In order to obtain 1/2 igniting cylinder ratio γ, interrupted ignition pattern is fixed to pattern [1-1], and intermittent combustion Pattern is executed with constant cylinder interval of skipping.In this case, the frequency [Hz] of the torque ripple caused by skipping cylinder Equal to the frequency of engine speed NE [revolutions per second], i.e., the frequency of primary vibration.In addition, intermittent combustion pattern only turns in engine Fast NE more than during the high-speed cruising of the engine 11 of preset value NE1 to be set to constant skip cylinder interval and execute. Therefore, even if executing intermittent combustion pattern in these cases with constant cylinder interval of skipping, it will not be happened at and be easy to dry Disturb the vibration in the special frequency band of occupant and noise.

Second embodiment

In the first embodiment, in the case where obtaining 2/3,3/4 or 4/5 igniting cylinder ratio γ, switched by repeating Interrupted ignition pattern skips cylinder interval to change, it is suppressed that the vibration in the special frequency band for being easy to interfere occupant and noise Occur.Engine speed NE is higher, the vibration that is generated by the torque ripple that occurs when skipping cylinder alternate constant and noise Frequency is higher.Therefore, if engine speed NE is higher than particular value, even if skipping if cylinder interval is fixed not necessarily The vibration that can be happened in the special frequency band for being easy to interfere occupant and noise.In a second embodiment, even if obtaining 3/4 or 4/ In the case of 5 igniting cylinder ratio γ, if engine speed NE is higher than steady state value, executed with constant cylinder interval of skipping Intermittent combustion pattern.
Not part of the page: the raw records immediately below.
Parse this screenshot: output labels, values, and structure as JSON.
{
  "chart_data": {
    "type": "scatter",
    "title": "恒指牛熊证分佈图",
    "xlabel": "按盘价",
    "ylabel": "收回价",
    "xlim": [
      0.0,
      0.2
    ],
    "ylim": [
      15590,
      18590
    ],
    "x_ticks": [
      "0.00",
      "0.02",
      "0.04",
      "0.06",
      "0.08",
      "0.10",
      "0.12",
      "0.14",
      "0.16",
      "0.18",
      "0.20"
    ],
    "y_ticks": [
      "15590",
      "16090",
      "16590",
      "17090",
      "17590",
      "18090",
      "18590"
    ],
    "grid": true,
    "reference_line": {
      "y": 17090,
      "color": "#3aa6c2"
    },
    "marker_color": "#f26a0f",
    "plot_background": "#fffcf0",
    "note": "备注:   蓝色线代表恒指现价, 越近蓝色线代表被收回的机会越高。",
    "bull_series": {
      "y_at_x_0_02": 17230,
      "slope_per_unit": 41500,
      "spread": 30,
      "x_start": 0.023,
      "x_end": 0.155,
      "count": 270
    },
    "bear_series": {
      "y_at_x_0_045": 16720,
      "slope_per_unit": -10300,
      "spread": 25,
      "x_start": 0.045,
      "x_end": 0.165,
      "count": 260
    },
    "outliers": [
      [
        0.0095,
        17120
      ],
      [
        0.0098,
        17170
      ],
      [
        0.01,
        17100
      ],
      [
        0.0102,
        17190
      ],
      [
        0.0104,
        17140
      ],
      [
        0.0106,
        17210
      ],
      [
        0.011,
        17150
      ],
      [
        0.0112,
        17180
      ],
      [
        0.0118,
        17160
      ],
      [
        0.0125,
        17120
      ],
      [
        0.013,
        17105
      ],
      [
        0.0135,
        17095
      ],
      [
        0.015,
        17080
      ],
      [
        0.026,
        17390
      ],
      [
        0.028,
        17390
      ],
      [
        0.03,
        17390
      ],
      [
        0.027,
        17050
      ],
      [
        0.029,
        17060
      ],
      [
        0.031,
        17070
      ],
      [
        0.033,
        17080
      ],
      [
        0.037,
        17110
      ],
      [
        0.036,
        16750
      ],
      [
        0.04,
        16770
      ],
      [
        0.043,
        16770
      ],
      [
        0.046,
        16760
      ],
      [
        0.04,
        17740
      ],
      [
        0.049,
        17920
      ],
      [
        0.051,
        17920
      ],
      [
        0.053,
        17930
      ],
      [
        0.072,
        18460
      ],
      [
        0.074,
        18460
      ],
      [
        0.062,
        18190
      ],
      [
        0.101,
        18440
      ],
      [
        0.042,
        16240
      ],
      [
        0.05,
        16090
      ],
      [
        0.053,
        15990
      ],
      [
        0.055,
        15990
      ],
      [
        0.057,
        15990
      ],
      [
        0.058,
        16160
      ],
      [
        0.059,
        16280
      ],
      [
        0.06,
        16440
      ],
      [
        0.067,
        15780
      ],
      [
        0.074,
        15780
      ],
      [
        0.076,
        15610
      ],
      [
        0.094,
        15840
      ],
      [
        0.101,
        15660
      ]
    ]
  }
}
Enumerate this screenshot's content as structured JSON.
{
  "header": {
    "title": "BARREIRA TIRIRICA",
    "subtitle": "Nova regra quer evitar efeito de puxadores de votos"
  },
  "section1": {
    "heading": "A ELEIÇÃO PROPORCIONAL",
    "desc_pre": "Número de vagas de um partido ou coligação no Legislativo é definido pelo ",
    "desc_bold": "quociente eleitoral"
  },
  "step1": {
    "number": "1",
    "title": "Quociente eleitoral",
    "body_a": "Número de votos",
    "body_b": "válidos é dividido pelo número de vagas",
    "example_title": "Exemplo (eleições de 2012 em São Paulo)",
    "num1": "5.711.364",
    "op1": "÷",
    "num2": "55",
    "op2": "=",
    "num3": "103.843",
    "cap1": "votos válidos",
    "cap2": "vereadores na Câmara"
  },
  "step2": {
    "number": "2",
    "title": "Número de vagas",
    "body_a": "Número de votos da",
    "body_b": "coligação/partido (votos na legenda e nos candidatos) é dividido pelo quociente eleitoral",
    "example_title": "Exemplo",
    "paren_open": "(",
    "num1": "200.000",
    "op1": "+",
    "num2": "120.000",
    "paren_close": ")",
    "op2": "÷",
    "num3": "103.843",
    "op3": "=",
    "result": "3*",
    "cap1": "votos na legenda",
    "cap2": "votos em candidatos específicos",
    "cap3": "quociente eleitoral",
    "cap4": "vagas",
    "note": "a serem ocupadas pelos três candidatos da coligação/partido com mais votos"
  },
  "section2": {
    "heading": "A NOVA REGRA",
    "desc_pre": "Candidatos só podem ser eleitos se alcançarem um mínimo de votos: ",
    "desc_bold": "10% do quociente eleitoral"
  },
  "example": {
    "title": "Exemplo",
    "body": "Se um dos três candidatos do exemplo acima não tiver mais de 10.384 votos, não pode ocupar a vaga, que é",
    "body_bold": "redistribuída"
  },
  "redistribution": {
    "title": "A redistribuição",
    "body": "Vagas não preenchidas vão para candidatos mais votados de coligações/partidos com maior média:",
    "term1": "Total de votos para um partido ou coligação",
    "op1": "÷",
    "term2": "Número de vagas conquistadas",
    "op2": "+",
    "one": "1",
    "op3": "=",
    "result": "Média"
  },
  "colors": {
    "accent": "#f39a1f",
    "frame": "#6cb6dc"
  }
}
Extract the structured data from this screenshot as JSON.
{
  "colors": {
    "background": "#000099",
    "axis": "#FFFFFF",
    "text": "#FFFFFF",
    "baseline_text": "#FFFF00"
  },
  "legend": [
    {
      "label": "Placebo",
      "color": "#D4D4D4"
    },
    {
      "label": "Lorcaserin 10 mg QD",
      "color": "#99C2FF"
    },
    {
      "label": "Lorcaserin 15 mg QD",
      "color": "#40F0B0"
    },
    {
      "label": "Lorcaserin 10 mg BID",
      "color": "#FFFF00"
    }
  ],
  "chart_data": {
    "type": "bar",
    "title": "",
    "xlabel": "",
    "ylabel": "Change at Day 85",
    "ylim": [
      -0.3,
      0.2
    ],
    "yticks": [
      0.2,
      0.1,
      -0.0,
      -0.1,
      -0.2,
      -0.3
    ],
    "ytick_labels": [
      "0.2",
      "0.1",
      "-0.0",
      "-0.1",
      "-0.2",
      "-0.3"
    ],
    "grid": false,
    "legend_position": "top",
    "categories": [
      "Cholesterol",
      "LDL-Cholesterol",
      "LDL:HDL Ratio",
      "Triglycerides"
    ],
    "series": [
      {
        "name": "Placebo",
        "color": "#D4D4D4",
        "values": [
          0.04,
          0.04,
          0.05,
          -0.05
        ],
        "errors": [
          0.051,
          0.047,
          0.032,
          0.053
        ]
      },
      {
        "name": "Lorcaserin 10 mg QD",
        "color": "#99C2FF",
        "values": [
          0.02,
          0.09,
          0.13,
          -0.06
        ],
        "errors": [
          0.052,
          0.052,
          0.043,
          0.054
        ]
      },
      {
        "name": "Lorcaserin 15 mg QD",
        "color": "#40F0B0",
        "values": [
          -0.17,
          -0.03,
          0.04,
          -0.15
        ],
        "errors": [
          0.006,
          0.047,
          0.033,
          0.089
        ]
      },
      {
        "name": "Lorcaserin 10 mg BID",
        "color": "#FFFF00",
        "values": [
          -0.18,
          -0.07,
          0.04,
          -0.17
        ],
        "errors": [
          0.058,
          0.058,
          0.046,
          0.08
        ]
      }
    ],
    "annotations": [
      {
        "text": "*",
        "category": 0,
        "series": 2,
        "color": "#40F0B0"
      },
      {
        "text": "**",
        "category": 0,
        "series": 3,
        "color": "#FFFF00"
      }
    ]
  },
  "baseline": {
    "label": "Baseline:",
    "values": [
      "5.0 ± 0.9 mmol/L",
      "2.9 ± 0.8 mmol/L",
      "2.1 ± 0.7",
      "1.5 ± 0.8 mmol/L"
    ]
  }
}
As shown in fig. 6, setting the value of target ignition cylinder ratio γ t in the same manner as in the first embodiment.That is, when starting Machine rotating speed NE is greater than or equal to preset value NE1 and full cylinder combustion rate of load condensate KLA is greater than or equal to preset value KL1 and less than pre- If when value KL2, the value of target ignition cylinder ratio γ t is set to 3/4.When engine speed NE is greater than or equal to preset value NE1 And when full cylinder combustion rate of load condensate KLA is greater than or equal to preset value KL2 and is less than preset value KL3, target ignition cylinder ratio γ t Value be set to 4/5.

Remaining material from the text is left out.